It never fails. Every semester I train new students, and every semester, the same thing happens. I hand them a sheet of my guidelines for students. Listed in there is the following:

4. Write things down. You will be getting so much new information at first it will feel like drinking out of a fire hose. Here is a good rule of thumb: if I am explaining something, you should be writing it down. Also, if something is unclear to you, interrupt and ask for clarification.

Every semester I give out these sheets. They must go unread, because the first time that student learns anything from me…they don’t write anything down. Usually the new, shiny lab notebook is closed. Often they don’t even have a pen.

Look, kids. I do real good by you. I hold your hand through a protocol through at least two iterations (and let me tell you, watching someone sloooooowly pipette, or freak out trying to pick up a rodent by its tail for the 40th time, takes the patience of a saint). I not only write down protocols, I put them where you can find them. I hand them to you, printed out, physically, before each experiment. But even a printed out protocol a monkey could follow will not have things like “go to file: protocols: save as” written in it, it’ll just say “save”. That’s why you need to WRITE IT DOWN. Even a written protocol will not have everything.

Write it down. Yeah, you say, no worries, I’ll remember.

No you won’t. NO YOU WON’T. Three days later? Sure. But three months later when you finally run the experiment again and need to remember whether it was red light or white light?

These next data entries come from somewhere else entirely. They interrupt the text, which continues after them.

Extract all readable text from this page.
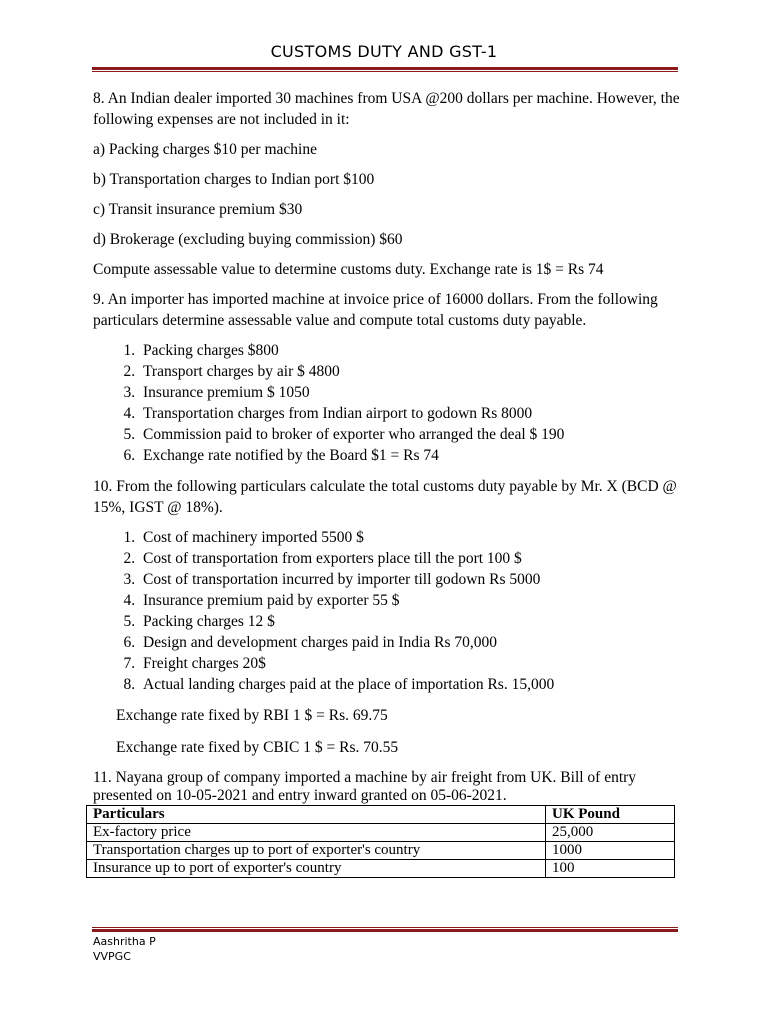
CUSTOMS DUTY AND GST-1

8. An Indian dealer imported 30 machines from USA @200 dollars per machine. However, the following expenses are not included in it:

a) Packing charges $10 per machine

b) Transportation charges to Indian port $100

c) Transit insurance premium $30

d) Brokerage (excluding buying commission) $60

Compute assessable value to determine customs duty. Exchange rate is 1$ = Rs 74

9. An importer has imported machine at invoice price of 16000 dollars. From the following particulars determine assessable value and compute total customs duty payable.

1. Packing charges $800
2. Transport charges by air $ 4800
3. Insurance premium $ 1050
4. Transportation charges from Indian airport to godown Rs 8000
5. Commission paid to broker of exporter who arranged the deal $ 190
6. Exchange rate notified by the Board $1 = Rs 74

10. From the following particulars calculate the total customs duty payable by Mr. X (BCD @ 15%, IGST @ 18%).

1. Cost of machinery imported 5500 $
2. Cost of transportation from exporters place till the port 100 $
3. Cost of transportation incurred by importer till godown Rs 5000
4. Insurance premium paid by exporter 55 $
5. Packing charges 12 $
6. Design and development charges paid in India Rs 70,000
7. Freight charges 20$
8. Actual landing charges paid at the place of importation Rs. 15,000

Exchange rate fixed by RBI 1 $ = Rs. 69.75

Exchange rate fixed by CBIC 1 $ = Rs. 70.55

11. Nayana group of company imported a machine by air freight from UK. Bill of entry presented on 10-05-2021 and entry inward granted on 05-06-2021.

Particulars	UK Pound
Ex-factory price	25,000
Transportation charges up to port of exporter's country	1000
Insurance up to port of exporter's country	100
Aashritha P
VVPGC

You won’t remember. Heck, most of you won’t even have printed out the protocol again, because you won’t have written down or read my careful instructions on how to keep a good lab notebook. And then you will come wailing to me about how you didn’t KNOW where to save. How you didn’t REMEMBER. And sometimes, when I tell you…you still don’t write it down.

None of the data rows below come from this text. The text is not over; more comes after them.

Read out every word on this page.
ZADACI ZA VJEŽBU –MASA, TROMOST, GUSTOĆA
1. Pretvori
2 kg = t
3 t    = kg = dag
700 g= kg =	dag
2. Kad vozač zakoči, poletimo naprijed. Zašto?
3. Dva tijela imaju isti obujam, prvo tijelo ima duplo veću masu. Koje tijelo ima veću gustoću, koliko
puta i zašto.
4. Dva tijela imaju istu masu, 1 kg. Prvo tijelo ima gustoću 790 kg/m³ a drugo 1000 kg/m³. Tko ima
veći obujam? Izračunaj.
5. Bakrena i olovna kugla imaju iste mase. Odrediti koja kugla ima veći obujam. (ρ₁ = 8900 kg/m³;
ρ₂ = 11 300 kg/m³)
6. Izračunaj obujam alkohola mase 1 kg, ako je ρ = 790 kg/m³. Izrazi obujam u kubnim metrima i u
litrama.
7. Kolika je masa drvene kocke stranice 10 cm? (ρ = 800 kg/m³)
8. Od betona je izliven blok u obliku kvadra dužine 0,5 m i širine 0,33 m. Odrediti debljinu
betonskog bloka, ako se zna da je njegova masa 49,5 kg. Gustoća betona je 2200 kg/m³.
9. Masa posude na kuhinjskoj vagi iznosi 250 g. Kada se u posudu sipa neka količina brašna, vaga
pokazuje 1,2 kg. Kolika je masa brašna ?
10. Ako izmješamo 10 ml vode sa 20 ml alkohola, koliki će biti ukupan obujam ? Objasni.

So don’t look at me and get angry and defensive when I ask why you don’t have a pen. Don’t grump at me about how you won’t need it. Shut up, swallow your pride. Write it down. Then when you forget something, and there it is in your lab notebook, all written down, and won’t you feel clever? And won’t I be relieved over not having to hold your hand? I beg you, students. Think of your postdocs. Write it down.